Report from the Palestinian Hydrology Group
  1. Gaza Strip today is facing a very harsh siege which is expected to have severely negative humanitarian impact.
  2. The distribution of drinking water and the collection and treatment of wastewater completely rely on electricity and fuel in Gaza Strip.
  3. For several months now Israel has imposed a cruel siege on the Strip preventing people and goods from free movement. This has immobilized the importing of spare parts, pumps, pipes and other necessary accessories for the water and sanitation providing facilities.
  4. According to different sources the water and sanitation services are expected to be completely paralyzed within a matter of hours due to the lack of fuel reserves.
  5. About 133 water wells are being used for domestic purposes in addition to 33 sewage pump stations and three treatment plants; 10 of these groundwater wells function using fuel while the rest rely on electricity. Diesel powered generators are normally used as backup for the whole system but only for a limited time.
    The Coastal Municipalities Water Utility needs at least 100,000 liters of diesel per month to operate the water system. An additional 100,000 liters of diesel per month are needed for the sewage system to prevent wastewater from flooding the streets and residential areas.
  6. Reducing electricity and fuel supplies are potential causes to trigger an environmental crisis especially in the wastewater pump stations and treatment plants. If wastewater is not treated it will have to be pumped directly to the sea. This will for sure have a direct and negative impact on the groundwater aquifer and marine life.

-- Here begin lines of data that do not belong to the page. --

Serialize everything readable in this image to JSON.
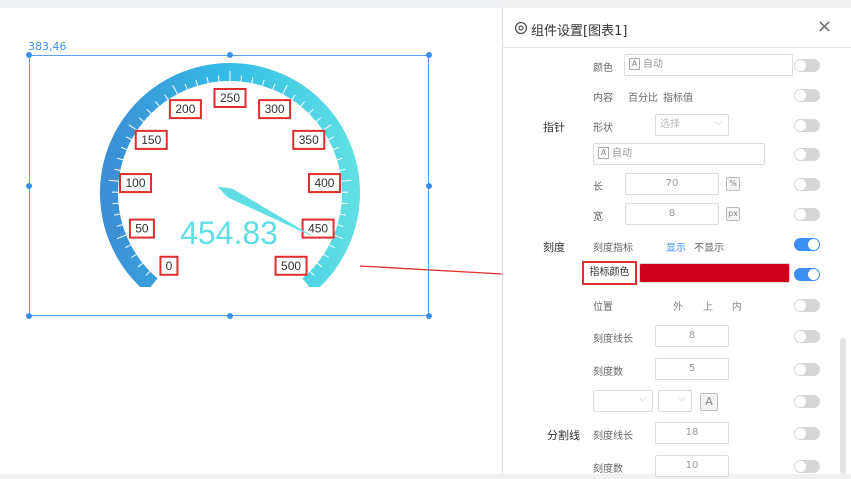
{
  "canvas": {
    "coord_label": "383,46",
    "gauge": {
      "value_text": "454.83",
      "tick_labels": [
        "0",
        "50",
        "100",
        "150",
        "200",
        "250",
        "300",
        "350",
        "400",
        "450",
        "500"
      ],
      "min": 0,
      "max": 500,
      "pointer_value": 460,
      "colors": {
        "arc_start": "#3b8fd6",
        "arc_mid": "#34bde6",
        "arc_end": "#5fdfe3",
        "value_text": "#5fdfe3",
        "label_box": "#e02d2d"
      }
    }
  },
  "panel": {
    "title": "组件设置[图表1]",
    "close_symbol": "×",
    "rows": {
      "color_label": "颜色",
      "color_value": "自动",
      "content_label": "内容",
      "content_opt1": "百分比",
      "content_opt2": "指标值",
      "pointer_section": "指针",
      "shape_label": "形状",
      "shape_value": "选择",
      "pointer_color_value": "自动",
      "length_label": "长",
      "length_value": "70",
      "length_unit": "%",
      "width_label": "宽",
      "width_value": "8",
      "width_unit": "px",
      "scale_section": "刻度",
      "scale_indicator_label": "刻度指标",
      "show": "显示",
      "hide": "不显示",
      "indicator_color_label": "指标颜色",
      "indicator_color": "#d0021b",
      "position_label": "位置",
      "pos_outer": "外",
      "pos_top": "上",
      "pos_inner": "内",
      "tick_length_label": "刻度线长",
      "tick_length_value": "8",
      "tick_count_label": "刻度数",
      "tick_count_value": "5",
      "font_icon": "A",
      "divider_section": "分割线",
      "div_tick_length_label": "刻度线长",
      "div_tick_length_value": "18",
      "div_tick_count_label": "刻度数",
      "div_tick_count_value": "10"
    },
    "toggles": [
      false,
      false,
      false,
      false,
      false,
      false,
      true,
      true,
      false,
      false,
      false,
      false,
      false,
      false
    ]
  }
}
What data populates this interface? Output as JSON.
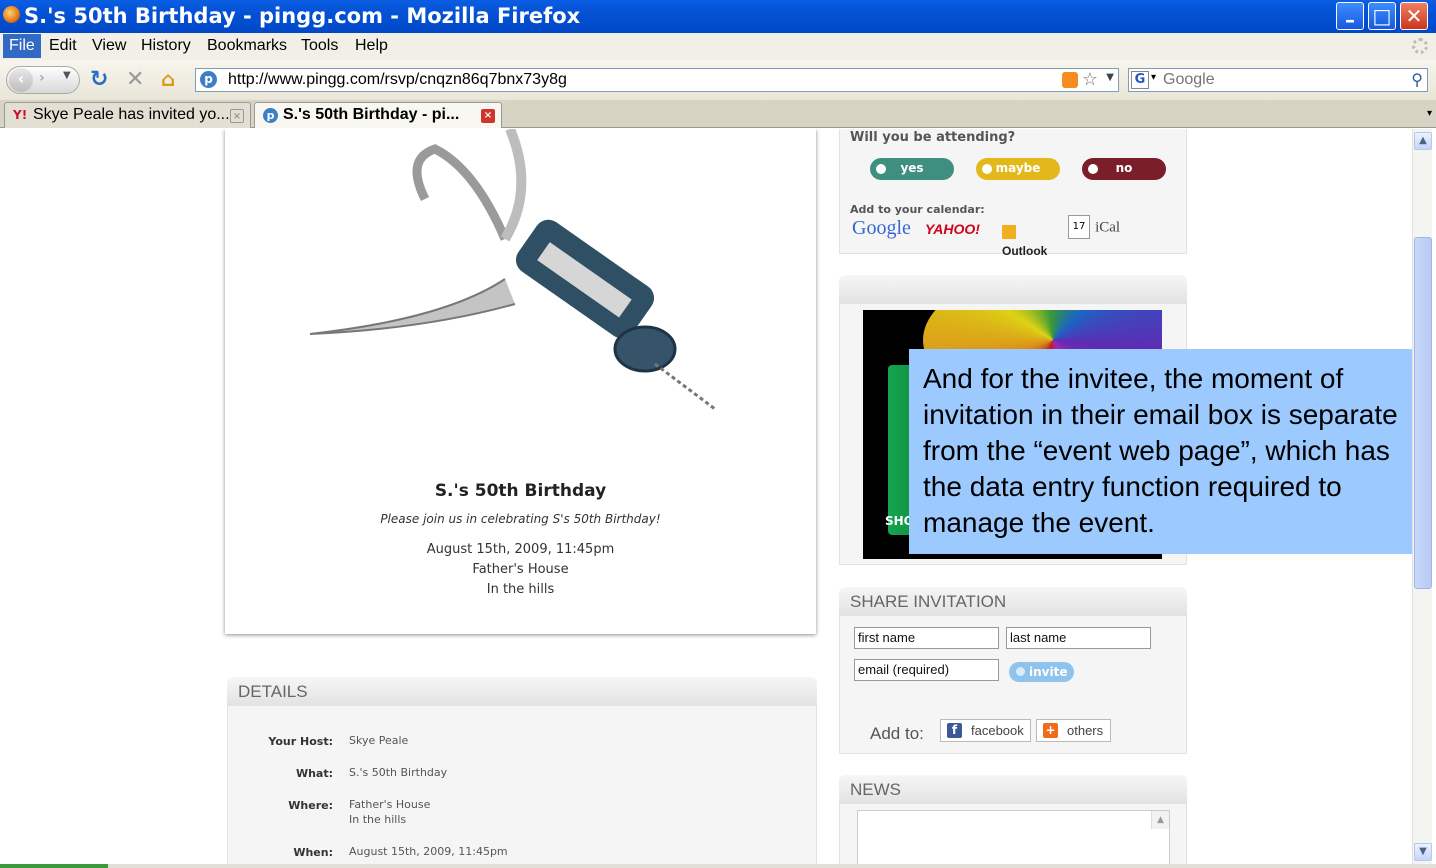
{
  "window": {
    "title": "S.'s 50th Birthday - pingg.com - Mozilla Firefox"
  },
  "menu": [
    "File",
    "Edit",
    "View",
    "History",
    "Bookmarks",
    "Tools",
    "Help"
  ],
  "address": {
    "url": "http://www.pingg.com/rsvp/cnqzn86q7bnx73y8g"
  },
  "search": {
    "placeholder": "Google"
  },
  "tabs": [
    {
      "label": "Skye Peale has invited yo...",
      "active": false
    },
    {
      "label": "S.'s 50th Birthday - pi...",
      "active": true
    }
  ],
  "event": {
    "title": "S.'s 50th Birthday",
    "subtitle": "Please join us in celebrating S's 50th Birthday!",
    "date": "August 15th, 2009, 11:45pm",
    "place": "Father's House",
    "area": "In the hills"
  },
  "details": {
    "heading": "DETAILS",
    "rows": [
      {
        "label": "Your Host:",
        "value": "Skye Peale"
      },
      {
        "label": "What:",
        "value": "S.'s 50th Birthday"
      },
      {
        "label": "Where:",
        "value": "Father's House",
        "value2": "In the hills"
      },
      {
        "label": "When:",
        "value": "August 15th, 2009, 11:45pm"
      }
    ]
  },
  "rsvp": {
    "question": "Will you be attending?",
    "yes": "yes",
    "maybe": "maybe",
    "no": "no",
    "colors": {
      "yes": "#3e8f7f",
      "maybe": "#e3b81b",
      "no": "#7a1e2a"
    },
    "calendar_label": "Add to your calendar:",
    "calendars": {
      "google": "Google",
      "yahoo": "YAHOO!",
      "outlook": "Outlook",
      "ical": "iCal",
      "ical_day": "17"
    }
  },
  "ad": {
    "text": "SHO"
  },
  "overlay_note": "And for the invitee, the moment of invitation in their email box is separate from the “event web page”, which has the data entry function required to manage the event.",
  "share": {
    "heading": "SHARE INVITATION",
    "first_name": "first name",
    "last_name": "last name",
    "email": "email (required)",
    "invite": "invite",
    "add_to": "Add to:",
    "facebook": "facebook",
    "others": "others"
  },
  "news": {
    "heading": "NEWS"
  }
}
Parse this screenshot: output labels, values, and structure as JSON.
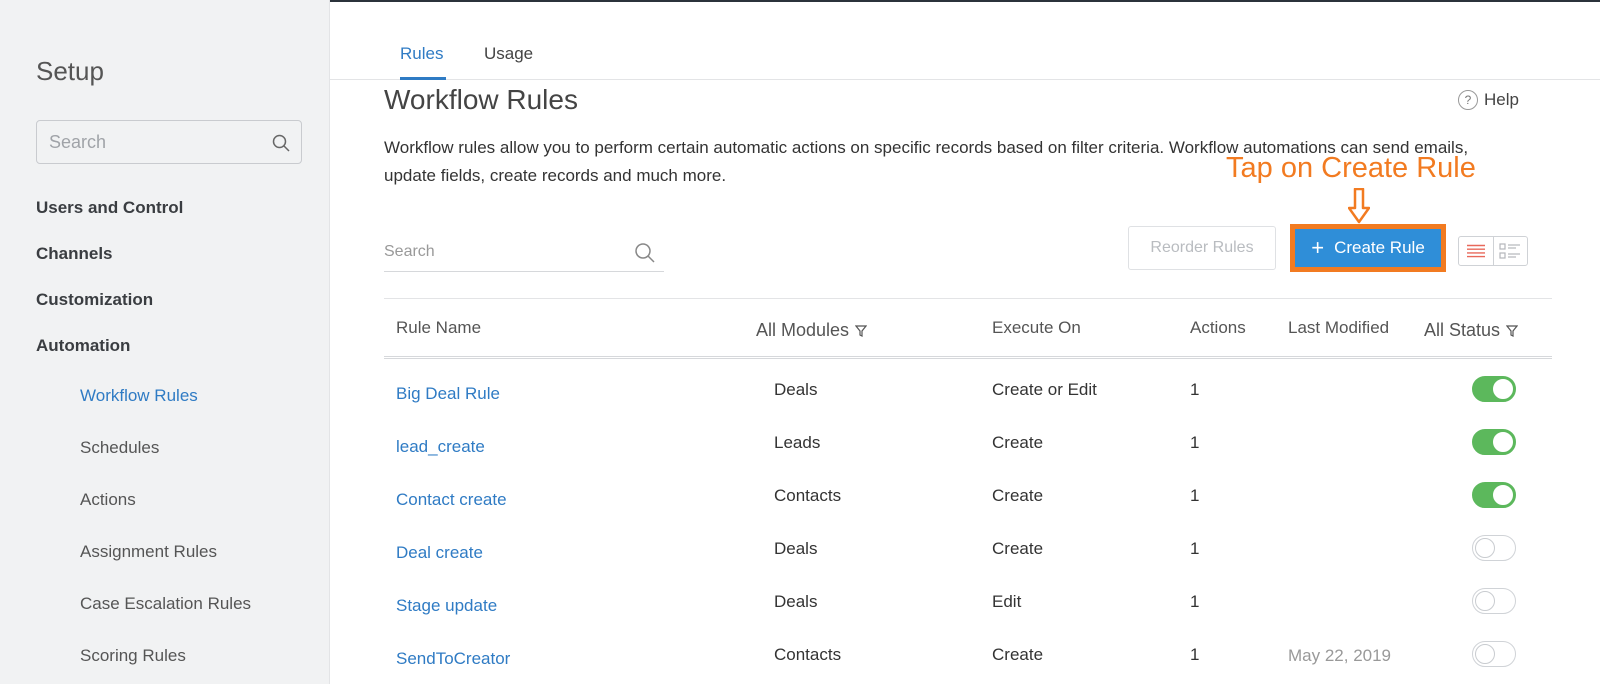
{
  "sidebar": {
    "title": "Setup",
    "search_placeholder": "Search",
    "sections": [
      {
        "label": "Users and Control"
      },
      {
        "label": "Channels"
      },
      {
        "label": "Customization"
      },
      {
        "label": "Automation"
      }
    ],
    "automation_items": [
      {
        "label": "Workflow Rules",
        "active": true
      },
      {
        "label": "Schedules"
      },
      {
        "label": "Actions"
      },
      {
        "label": "Assignment Rules"
      },
      {
        "label": "Case Escalation Rules"
      },
      {
        "label": "Scoring Rules"
      }
    ]
  },
  "tabs": [
    {
      "label": "Rules",
      "active": true
    },
    {
      "label": "Usage"
    }
  ],
  "page": {
    "title": "Workflow Rules",
    "help_label": "Help",
    "description": "Workflow rules allow you to perform certain automatic actions on specific records based on filter criteria. Workflow automations can send emails, update fields, create records and much more."
  },
  "annotation": {
    "text": "Tap on Create Rule",
    "color": "#f27b21"
  },
  "toolbar": {
    "search_placeholder": "Search",
    "reorder_label": "Reorder Rules",
    "create_label": "Create Rule",
    "create_icon": "plus-icon"
  },
  "table": {
    "headers": {
      "rule_name": "Rule Name",
      "modules": "All Modules",
      "execute_on": "Execute On",
      "actions": "Actions",
      "last_modified": "Last Modified",
      "status": "All Status"
    },
    "rows": [
      {
        "name": "Big Deal Rule",
        "module": "Deals",
        "execute": "Create or Edit",
        "actions": "1",
        "modified": "",
        "enabled": true
      },
      {
        "name": "lead_create",
        "module": "Leads",
        "execute": "Create",
        "actions": "1",
        "modified": "",
        "enabled": true
      },
      {
        "name": "Contact create",
        "module": "Contacts",
        "execute": "Create",
        "actions": "1",
        "modified": "",
        "enabled": true
      },
      {
        "name": "Deal create",
        "module": "Deals",
        "execute": "Create",
        "actions": "1",
        "modified": "",
        "enabled": false
      },
      {
        "name": "Stage update",
        "module": "Deals",
        "execute": "Edit",
        "actions": "1",
        "modified": "",
        "enabled": false
      },
      {
        "name": "SendToCreator",
        "module": "Contacts",
        "execute": "Create",
        "actions": "1",
        "modified": "May 22, 2019",
        "enabled": false
      }
    ]
  },
  "colors": {
    "accent": "#2f7bc4",
    "button": "#2f8ed8",
    "toggle_on": "#5cb85c",
    "highlight": "#f27b21"
  }
}
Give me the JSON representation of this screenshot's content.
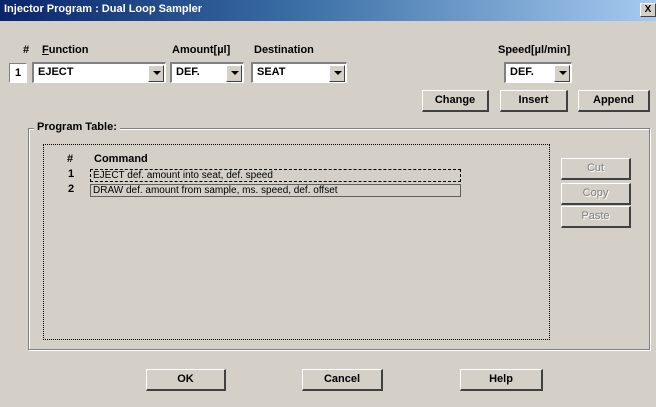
{
  "window": {
    "title": "Injector Program : Dual Loop Sampler",
    "close_label": "X"
  },
  "headers": {
    "number": "#",
    "function_first": "F",
    "function_rest": "unction",
    "amount": "Amount[µl]",
    "destination": "Destination",
    "speed": "Speed[µl/min]"
  },
  "form": {
    "row_number": "1",
    "function_value": "EJECT",
    "amount_value": "DEF.",
    "destination_value": "SEAT",
    "speed_value": "DEF."
  },
  "actions": {
    "change": "Change",
    "insert": "Insert",
    "append": "Append"
  },
  "program_table": {
    "label": "Program Table:",
    "col_number": "#",
    "col_command": "Command",
    "rows": [
      {
        "num": "1",
        "command": "EJECT def. amount into seat, def. speed"
      },
      {
        "num": "2",
        "command": "DRAW def. amount from sample, ms. speed, def. offset"
      }
    ]
  },
  "edit_buttons": {
    "cut": "Cut",
    "copy": "Copy",
    "paste": "Paste"
  },
  "footer": {
    "ok": "OK",
    "cancel": "Cancel",
    "help": "Help"
  }
}
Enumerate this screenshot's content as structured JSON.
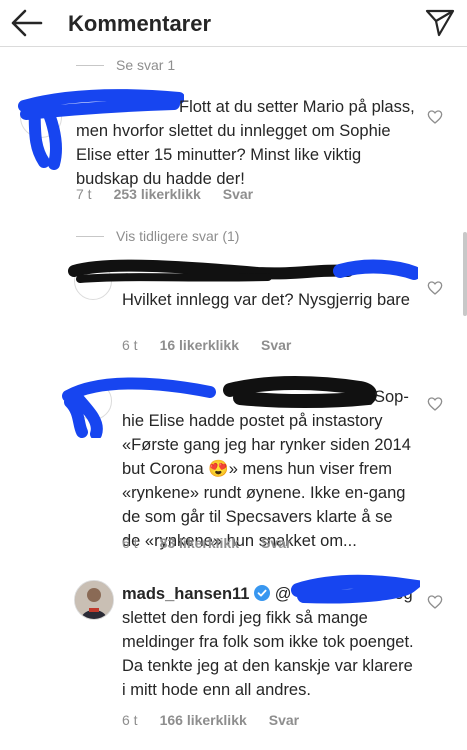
{
  "header": {
    "title": "Kommentarer"
  },
  "thread": {
    "see_replies": "Se svar 1",
    "comment1": {
      "text": "Flott at du setter Mario på plass, men hvorfor slettet du innlegget om Sophie Elise etter 15 minutter? Minst like viktig budskap du hadde der!",
      "time": "7 t",
      "likes": "253 likerklikk",
      "reply": "Svar"
    },
    "previous_replies": "Vis tidligere svar (1)",
    "reply1": {
      "text": "Hvilket innlegg var det? Nysgjerrig bare",
      "time": "6 t",
      "likes": "16 likerklikk",
      "reply": "Svar"
    },
    "reply2": {
      "mention_tail": "Sop-",
      "text": "hie Elise hadde postet på instastory «Første gang jeg har rynker siden 2014 but Corona 😍» mens hun viser frem «rynkene» rundt øynene. Ikke en-gang de som går til Specsavers klarte å se de «rynkene» hun snakket om...",
      "time": "6 t",
      "likes": "83 likerklikk",
      "reply": "Svar"
    },
    "reply3": {
      "username": "mads_hansen11",
      "mention_prefix": "@",
      "text": "Jeg slettet den fordi jeg fikk så mange meldinger fra folk som ikke tok poenget. Da tenkte jeg at den kanskje var klarere i mitt hode enn all andres.",
      "time": "6 t",
      "likes": "166 likerklikk",
      "reply": "Svar"
    }
  },
  "colors": {
    "redaction_blue": "#1745f0",
    "redaction_black": "#111111",
    "verified": "#3897f0"
  }
}
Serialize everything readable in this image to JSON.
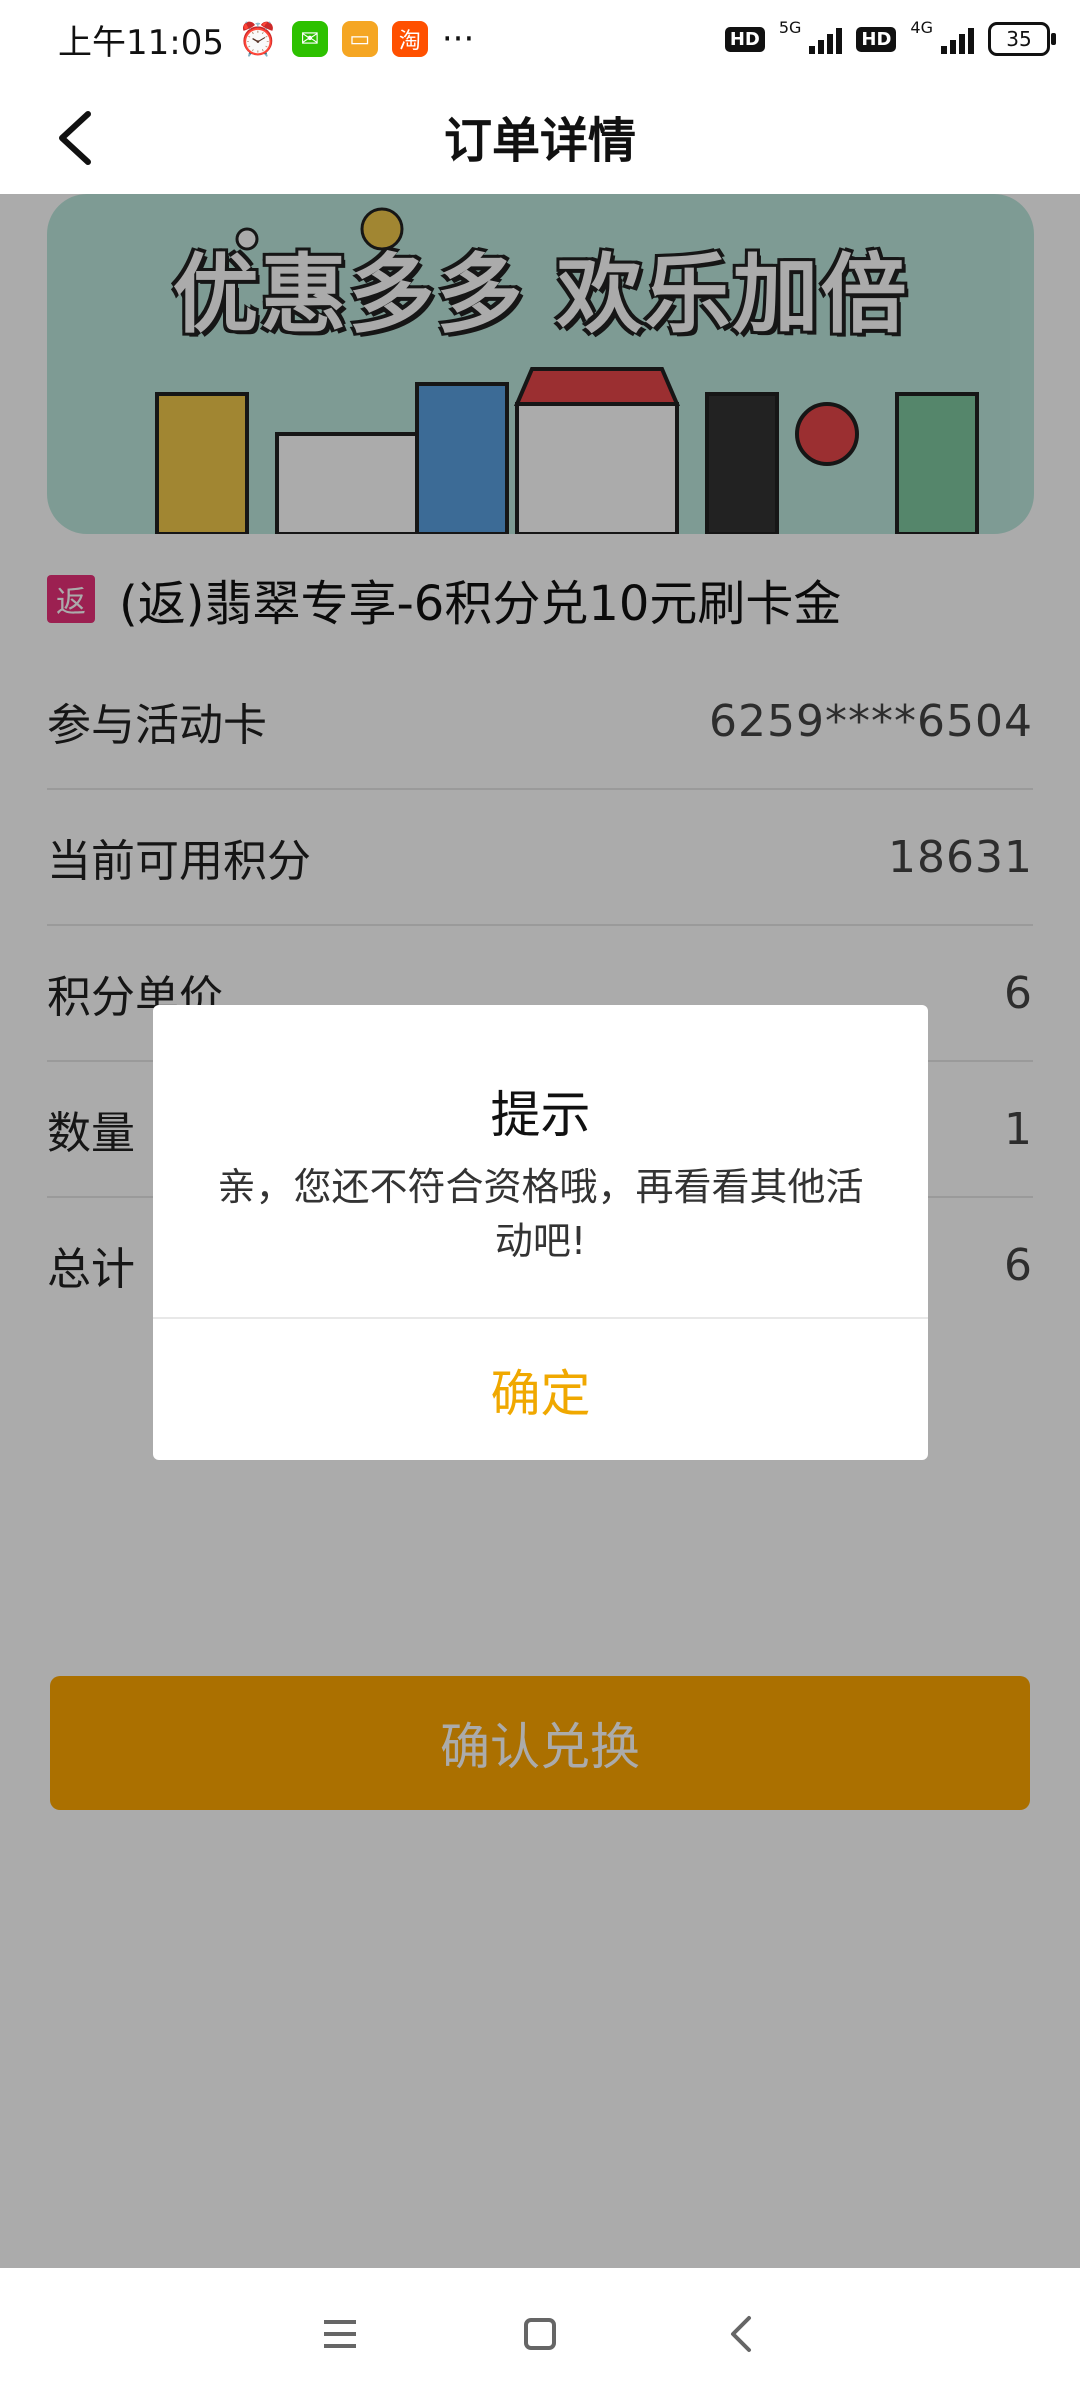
{
  "status_bar": {
    "time": "上午11:05",
    "apps": [
      "alarm-icon",
      "wechat-icon",
      "slides-icon",
      "taobao-icon"
    ],
    "more": "···",
    "hd1": "HD",
    "net1": "5G",
    "hd2": "HD",
    "net2": "4G",
    "battery": "35"
  },
  "header": {
    "title": "订单详情"
  },
  "banner": {
    "text": "优惠多多 欢乐加倍"
  },
  "product": {
    "tag": "返",
    "title": "(返)翡翠专享-6积分兑10元刷卡金"
  },
  "details": [
    {
      "label": "参与活动卡",
      "value": "6259****6504"
    },
    {
      "label": "当前可用积分",
      "value": "18631"
    },
    {
      "label": "积分单价",
      "value": "6"
    },
    {
      "label": "数量",
      "value": "1"
    },
    {
      "label": "总计",
      "value": "6"
    }
  ],
  "confirm_button": "确认兑换",
  "dialog": {
    "title": "提示",
    "message": "亲，您还不符合资格哦，再看看其他活动吧!",
    "ok": "确定"
  },
  "colors": {
    "accent": "#ffa800",
    "dialog_ok": "#f0a800",
    "tag": "#e9317a"
  }
}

    During winter time sewage pumps need to operate about 24 hours per day due to rainfall. Therefore, interruptions in fuel and electricity supply would be particularly significant.
  7. The sewage treatment plant in Beit Lahiya is also vulnerable to interruptions in electricity supplies. The treatment lagoons must be pumped regularly, or else the 10,000 people living in the area are in danger.  Six months ago, one of the lagoons over flooded and caused the death of five persons. Proper maintenance could have prevented the disaster.
  8. The water supply in Gaza City, with a total of 600,000 residents, in addition to a major part of the central portion of the Strip is expected to be completely cut-off as a result of ceasing the pumping from the municipal groundwater wells. The City also faces the threat of overflowing wastewater since the pumps (especially Al Samer and Aqoola stations) are expected to stop operating within the next 24 hours.
  9. If the current situation should persist the solid wastes generated in the Strip will accumulate in piles on the streets endangering the health of the locals.

The WaSH Monitoring Program calls on the International Community to push Israel to immediately cease all military operations, reopen the borders to allow the movement of people and goods and provide fuel supply and humanitarian aid to the residents of Gaza.